“Last hurricane,” he said, “the water was four feet deep around the house. That piling has paid for itself.” We clambered into a weathered skiff with a kind of broad shelf abaft the middle. Using a small version of oyster tongs called “nippers” to pole the boat, Mr. Llewellyn stood at the bow. Periodically he clicked the nippers and drew up a cluster of blackened oysters that he cast on the shelf for sorting. He clenched a cigar in his teeth. “Two years ago,” he said, “there wasn’t an oyster in this bayou. But I seeded it with old shells and beer cans and worn-out tires. All an oyster needs is something to cling to and it’ll grow just fine.”
“Is it a particular species?” I asked.
“Well, we call them mud oysters.”
Silence.
“I know,” he sighed. “It’s not a very elegant name.”
As we drifted through the meandering waterway bracketed by harsh, high grass, Mr. lewellyn kept swinging up clumps of oysters. One huge oyster broke open and I sampled it. Plump but bland. “That size,” he said, “they’re only fit for frying. Besides, all the rain has probably taken away the salty taste. They’re delicate, you know. The salinity of the water, the temperature, even the tides affect the way they look and taste.”
Later, in Mr.
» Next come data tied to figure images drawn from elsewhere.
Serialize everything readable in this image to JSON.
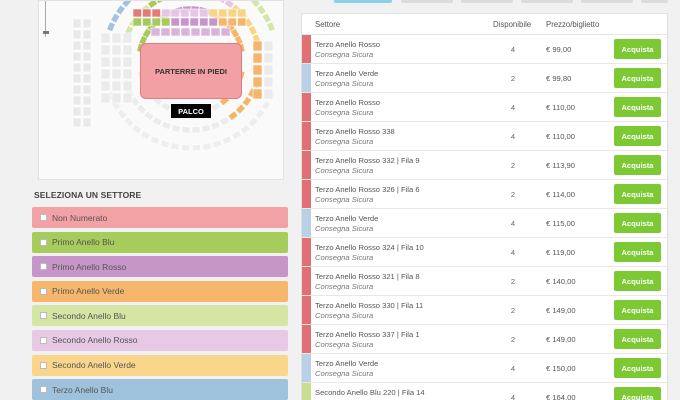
{
  "seat_map": {
    "parterre_label": "PARTERRE IN PIEDI",
    "stage_label": "PALCO",
    "colors": {
      "red": "#e37b7b",
      "lightred": "#f2a0a3",
      "green": "#a8c95e",
      "lightgreen": "#d4e6a8",
      "purple": "#c795c9",
      "orange": "#f5b66c",
      "yellow": "#f7d486",
      "blue": "#a2c3dd",
      "pink": "#e6c6e4"
    }
  },
  "sector_selector": {
    "title": "SELEZIONA UN SETTORE",
    "items": [
      {
        "label": "Non Numerato",
        "color": "#f2a2a5"
      },
      {
        "label": "Primo Anello Blu",
        "color": "#a6cc5c"
      },
      {
        "label": "Primo Anello Rosso",
        "color": "#c796c8"
      },
      {
        "label": "Primo Anello Verde",
        "color": "#f6b76c"
      },
      {
        "label": "Secondo Anello Blu",
        "color": "#d3e6a4"
      },
      {
        "label": "Secondo Anello Rosso",
        "color": "#e7c8e5"
      },
      {
        "label": "Secondo Anello Verde",
        "color": "#f9d68c"
      },
      {
        "label": "Terzo Anello Blu",
        "color": "#9fc2dc"
      }
    ]
  },
  "offers_table": {
    "headers": {
      "sector": "Settore",
      "available": "Disponibile",
      "price": "Prezzo/biglietto"
    },
    "buy_label": "Acquista",
    "rows": [
      {
        "sector": "Terzo Anello Rosso",
        "note": "Consegna Sicura",
        "available": "4",
        "price": "€ 99,00",
        "color": "#df7174"
      },
      {
        "sector": "Terzo Anello Verde",
        "note": "Consegna Sicura",
        "available": "2",
        "price": "€ 99,80",
        "color": "#b9d1e6"
      },
      {
        "sector": "Terzo Anello Rosso",
        "note": "Consegna Sicura",
        "available": "4",
        "price": "€ 110,00",
        "color": "#df7174"
      },
      {
        "sector": "Terzo Anello Rosso 338",
        "note": "Consegna Sicura",
        "available": "4",
        "price": "€ 110,00",
        "color": "#df7174"
      },
      {
        "sector": "Terzo Anello Rosso 332 | Fila 9",
        "note": "Consegna Sicura",
        "available": "2",
        "price": "€ 113,90",
        "color": "#df7174"
      },
      {
        "sector": "Terzo Anello Rosso 326 | Fila 6",
        "note": "Consegna Sicura",
        "available": "2",
        "price": "€ 114,00",
        "color": "#df7174"
      },
      {
        "sector": "Terzo Anello Verde",
        "note": "Consegna Sicura",
        "available": "4",
        "price": "€ 115,00",
        "color": "#b9d1e6"
      },
      {
        "sector": "Terzo Anello Rosso 324 | Fila 10",
        "note": "Consegna Sicura",
        "available": "4",
        "price": "€ 119,00",
        "color": "#df7174"
      },
      {
        "sector": "Terzo Anello Rosso 321 | Fila 8",
        "note": "Consegna Sicura",
        "available": "2",
        "price": "€ 140,00",
        "color": "#df7174"
      },
      {
        "sector": "Terzo Anello Rosso 330 | Fila 11",
        "note": "Consegna Sicura",
        "available": "2",
        "price": "€ 149,00",
        "color": "#df7174"
      },
      {
        "sector": "Terzo Anello Rosso 337 | Fila 1",
        "note": "Consegna Sicura",
        "available": "2",
        "price": "€ 149,00",
        "color": "#df7174"
      },
      {
        "sector": "Terzo Anello Verde",
        "note": "Consegna Sicura",
        "available": "4",
        "price": "€ 150,00",
        "color": "#b9d1e6"
      },
      {
        "sector": "Secondo Anello Blu 220 | Fila 14",
        "note": "",
        "available": "4",
        "price": "€ 164,00",
        "color": "#c9df8f"
      }
    ]
  }
}
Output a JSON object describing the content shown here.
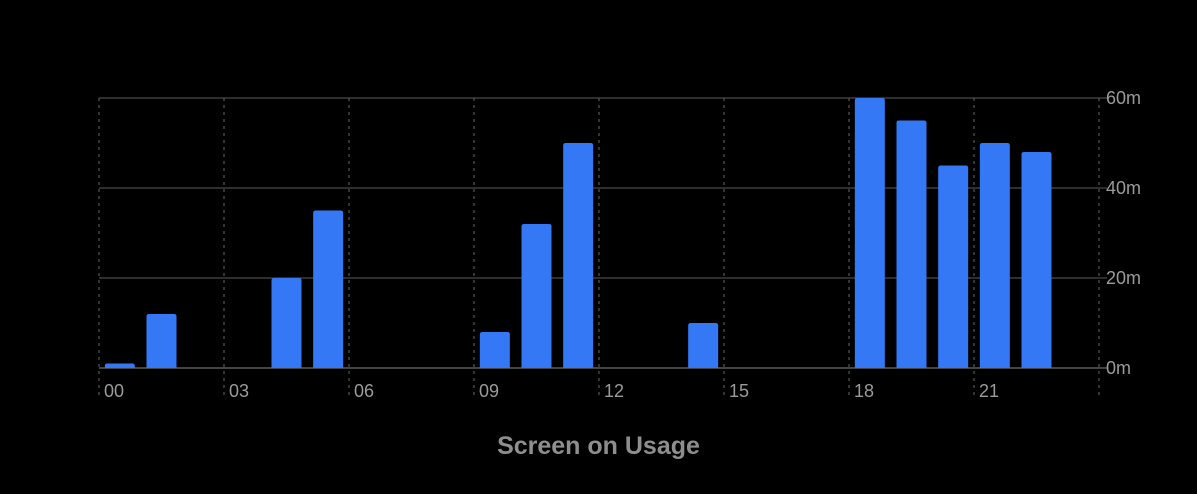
{
  "chart_data": {
    "type": "bar",
    "title": "Screen on Usage",
    "x_unit": "hour",
    "categories": [
      "00",
      "01",
      "02",
      "03",
      "04",
      "05",
      "06",
      "07",
      "08",
      "09",
      "10",
      "11",
      "12",
      "13",
      "14",
      "15",
      "16",
      "17",
      "18",
      "19",
      "20",
      "21",
      "22",
      "23"
    ],
    "x_tick_labels": [
      "00",
      "03",
      "06",
      "09",
      "12",
      "15",
      "18",
      "21"
    ],
    "y_tick_labels": [
      "0m",
      "20m",
      "40m",
      "60m"
    ],
    "y_unit": "minutes",
    "ylim": [
      0,
      60
    ],
    "values": [
      1,
      12,
      0,
      0,
      20,
      35,
      0,
      0,
      0,
      8,
      32,
      50,
      0,
      0,
      10,
      0,
      0,
      0,
      60,
      55,
      45,
      50,
      48,
      0
    ],
    "bar_color": "#3478f6",
    "grid": true,
    "y_axis_position": "right"
  }
}
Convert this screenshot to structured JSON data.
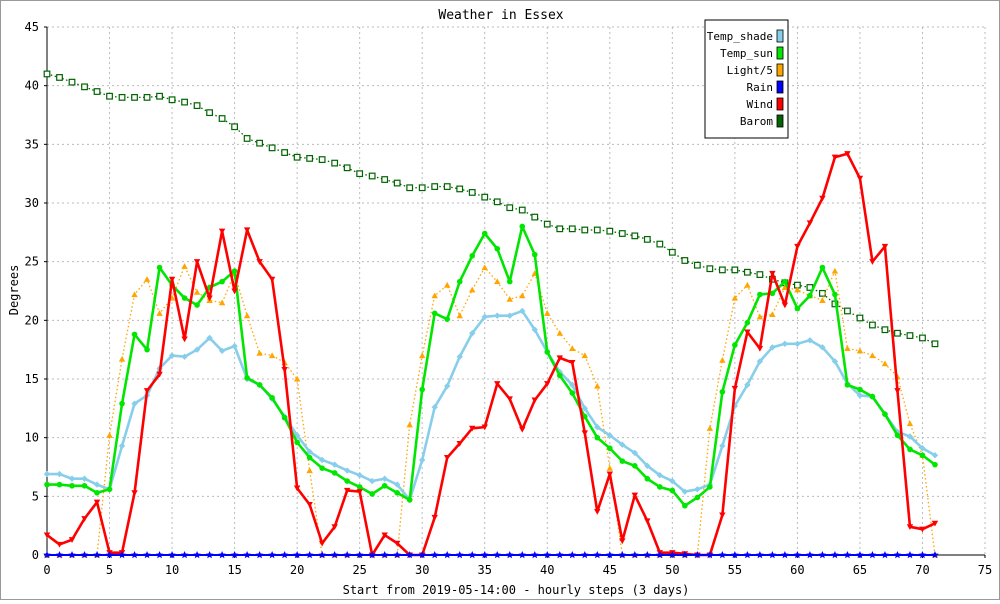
{
  "chart_data": {
    "type": "line",
    "title": "Weather in Essex",
    "xlabel": "Start from 2019-05-14:00 - hourly steps (3 days)",
    "ylabel": "Degrees",
    "xlim": [
      0,
      75
    ],
    "ylim": [
      0,
      45
    ],
    "xticks": [
      0,
      5,
      10,
      15,
      20,
      25,
      30,
      35,
      40,
      45,
      50,
      55,
      60,
      65,
      70,
      75
    ],
    "yticks": [
      0,
      5,
      10,
      15,
      20,
      25,
      30,
      35,
      40,
      45
    ],
    "grid": true,
    "legend_position": "top-right",
    "series": [
      {
        "name": "Temp_shade",
        "color": "#87ceeb",
        "values": [
          6.9,
          6.9,
          6.5,
          6.5,
          6.0,
          5.6,
          9.3,
          12.9,
          13.6,
          15.9,
          17.0,
          16.9,
          17.5,
          18.5,
          17.4,
          17.8,
          15.0,
          14.5,
          13.3,
          11.8,
          10.2,
          8.8,
          8.1,
          7.7,
          7.2,
          6.8,
          6.3,
          6.5,
          6.0,
          4.7,
          8.1,
          12.6,
          14.4,
          16.9,
          18.9,
          20.3,
          20.4,
          20.4,
          20.8,
          19.2,
          17.3,
          15.6,
          14.5,
          12.5,
          10.9,
          10.2,
          9.4,
          8.7,
          7.6,
          6.8,
          6.3,
          5.4,
          5.6,
          6.0,
          9.3,
          12.7,
          14.5,
          16.5,
          17.7,
          18.0,
          18.0,
          18.3,
          17.7,
          16.5,
          14.6,
          13.6,
          13.5,
          12.0,
          10.5,
          10.1,
          9.1,
          8.5
        ],
        "marker": "diamond",
        "line": "solid"
      },
      {
        "name": "Temp_sun",
        "color": "#00e600",
        "values": [
          6.0,
          6.0,
          5.9,
          5.9,
          5.3,
          5.6,
          12.9,
          18.8,
          17.5,
          24.5,
          23.0,
          21.9,
          21.3,
          22.8,
          23.3,
          24.2,
          15.1,
          14.5,
          13.4,
          11.7,
          9.6,
          8.3,
          7.4,
          7.0,
          6.3,
          5.8,
          5.2,
          5.9,
          5.3,
          4.7,
          14.1,
          20.6,
          20.1,
          23.3,
          25.5,
          27.4,
          26.1,
          23.3,
          28.0,
          25.6,
          17.3,
          15.3,
          13.8,
          11.8,
          10.0,
          9.1,
          8.0,
          7.6,
          6.5,
          5.8,
          5.5,
          4.2,
          4.9,
          5.8,
          13.9,
          17.9,
          19.8,
          22.2,
          22.3,
          23.3,
          21.0,
          22.1,
          24.5,
          22.2,
          14.5,
          14.1,
          13.5,
          12.0,
          10.2,
          9.0,
          8.5,
          7.7
        ],
        "marker": "circle",
        "line": "solid"
      },
      {
        "name": "Light/5",
        "color": "#ffa500",
        "values": [
          0.0,
          0.0,
          0.0,
          0.0,
          0.0,
          10.2,
          16.7,
          22.2,
          23.5,
          20.6,
          21.9,
          24.6,
          22.4,
          21.7,
          21.5,
          24.0,
          20.4,
          17.2,
          17.0,
          16.4,
          15.0,
          7.2,
          0.0,
          0.0,
          0.0,
          0.0,
          0.0,
          0.0,
          0.0,
          11.1,
          17.0,
          22.1,
          23.0,
          20.4,
          22.6,
          24.5,
          23.3,
          21.8,
          22.1,
          24.0,
          20.6,
          18.9,
          17.6,
          17.0,
          14.4,
          7.4,
          0.0,
          0.0,
          0.0,
          0.0,
          0.0,
          0.0,
          0.0,
          10.8,
          16.6,
          21.9,
          23.0,
          20.3,
          20.5,
          22.8,
          22.6,
          22.1,
          21.7,
          24.2,
          17.6,
          17.4,
          17.0,
          16.3,
          15.2,
          11.2,
          8.5,
          0.0
        ],
        "marker": "triangle-up",
        "line": "dotted"
      },
      {
        "name": "Rain",
        "color": "#0000ff",
        "values": [
          0,
          0,
          0,
          0,
          0,
          0,
          0,
          0,
          0,
          0,
          0,
          0,
          0,
          0,
          0,
          0,
          0,
          0,
          0,
          0,
          0,
          0,
          0,
          0,
          0,
          0,
          0,
          0,
          0,
          0,
          0,
          0,
          0,
          0,
          0,
          0,
          0,
          0,
          0,
          0,
          0,
          0,
          0,
          0,
          0,
          0,
          0,
          0,
          0,
          0,
          0,
          0,
          0,
          0,
          0,
          0,
          0,
          0,
          0,
          0,
          0,
          0,
          0,
          0,
          0,
          0,
          0,
          0,
          0,
          0,
          0,
          0
        ],
        "marker": "star",
        "line": "solid"
      },
      {
        "name": "Wind",
        "color": "#ff0000",
        "values": [
          1.7,
          0.9,
          1.3,
          3.1,
          4.5,
          0.2,
          0.2,
          5.3,
          14.0,
          15.4,
          23.5,
          18.4,
          25.0,
          21.9,
          27.6,
          22.5,
          27.7,
          25.0,
          23.5,
          15.8,
          5.7,
          4.3,
          1.0,
          2.4,
          5.5,
          5.4,
          0.0,
          1.7,
          1.0,
          0.0,
          0.0,
          3.2,
          8.3,
          9.5,
          10.8,
          10.9,
          14.6,
          13.3,
          10.7,
          13.2,
          14.6,
          16.8,
          16.4,
          10.4,
          3.7,
          6.9,
          1.2,
          5.1,
          2.9,
          0.2,
          0.2,
          0.1,
          0.0,
          0.0,
          3.4,
          14.2,
          19.0,
          17.6,
          24.0,
          21.3,
          26.3,
          28.3,
          30.4,
          33.9,
          34.2,
          32.1,
          25.0,
          26.3,
          14.0,
          2.4,
          2.2,
          2.7
        ],
        "marker": "triangle-down",
        "line": "solid"
      },
      {
        "name": "Barom",
        "color": "#006400",
        "values": [
          41.0,
          40.7,
          40.3,
          39.9,
          39.5,
          39.1,
          39.0,
          39.0,
          39.0,
          39.1,
          38.8,
          38.6,
          38.3,
          37.7,
          37.2,
          36.5,
          35.5,
          35.1,
          34.7,
          34.3,
          33.9,
          33.8,
          33.7,
          33.4,
          33.0,
          32.5,
          32.3,
          32.0,
          31.7,
          31.3,
          31.3,
          31.4,
          31.4,
          31.2,
          30.9,
          30.5,
          30.1,
          29.6,
          29.4,
          28.8,
          28.2,
          27.8,
          27.8,
          27.7,
          27.7,
          27.6,
          27.4,
          27.2,
          26.9,
          26.5,
          25.8,
          25.1,
          24.7,
          24.4,
          24.3,
          24.3,
          24.1,
          23.9,
          23.5,
          23.2,
          23.0,
          22.8,
          22.3,
          21.4,
          20.8,
          20.2,
          19.6,
          19.2,
          18.9,
          18.7,
          18.5,
          18.0
        ],
        "marker": "square",
        "line": "dotted"
      }
    ]
  }
}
Llewellyn’s dining room, we wolfed down fresh oysters with a fantasy of sauces, followed by fried oysters, grits, and coffee. “I lived away from here for 14 years,” Mr. Llewellyn said, “and the thing I missed most was the taste of those mud oysters.”
The next day with my friend Eddie Hicks of Irvington, I visited the lonely tip of Point aux Pins, Point of Pines. Gallberry and sassafras bushes lined the dirt road. “The gall-berries come out in winter,” Eddie said. “As they ferment, the robins eat them and get dead drunk. You can almost pick them off the branches. Well, you take those robins and fry the breasts in grease and mix them with rice and bake it all into a robin jambalaya, and you got the best eatin’ you’ll ever know.”
At Point aux Pins the water was the hue of clouded gunmetal, and a wind with the faint scent of iodine whipped through the coarse grass.
“My granddaddy used to come down here most every day and shoot himself a couple of ducks and catch a sack of oysters,” Eddie said. “Those waters out there used to be black with ducks. The limit on redheads was ten a day. Now the state’ll put you in jail if you shoot more than one. But I didn’t see a single redhead last season.”

We turned away from the marshy shore. To the west, on the horizon, loomed a vast refinery. Not far from it a paper mill spewed roiling smoke into the lowering sky. And once at dusk, on the eastern shore of Mobile Bay, I was walking along the white sands at Point Clear. Overhead, swallows darted; small waves lapped nervously on the beach. Suddenly, I saw him—a blue heron sprawled on the sand like a flawed and dirty sapphire. His graceful body still supple, no wound visible. Dead of what? Dead of filth.
Yes, industry is bringing jobs to Alabama. What’s more, today using a payday loan helps people who want to start their own business. But the machines sing a threnody for a way of life that, just maybe, was idyllic. While the moon is bright, Watch them jugs a fillin’ in the pale moonlight.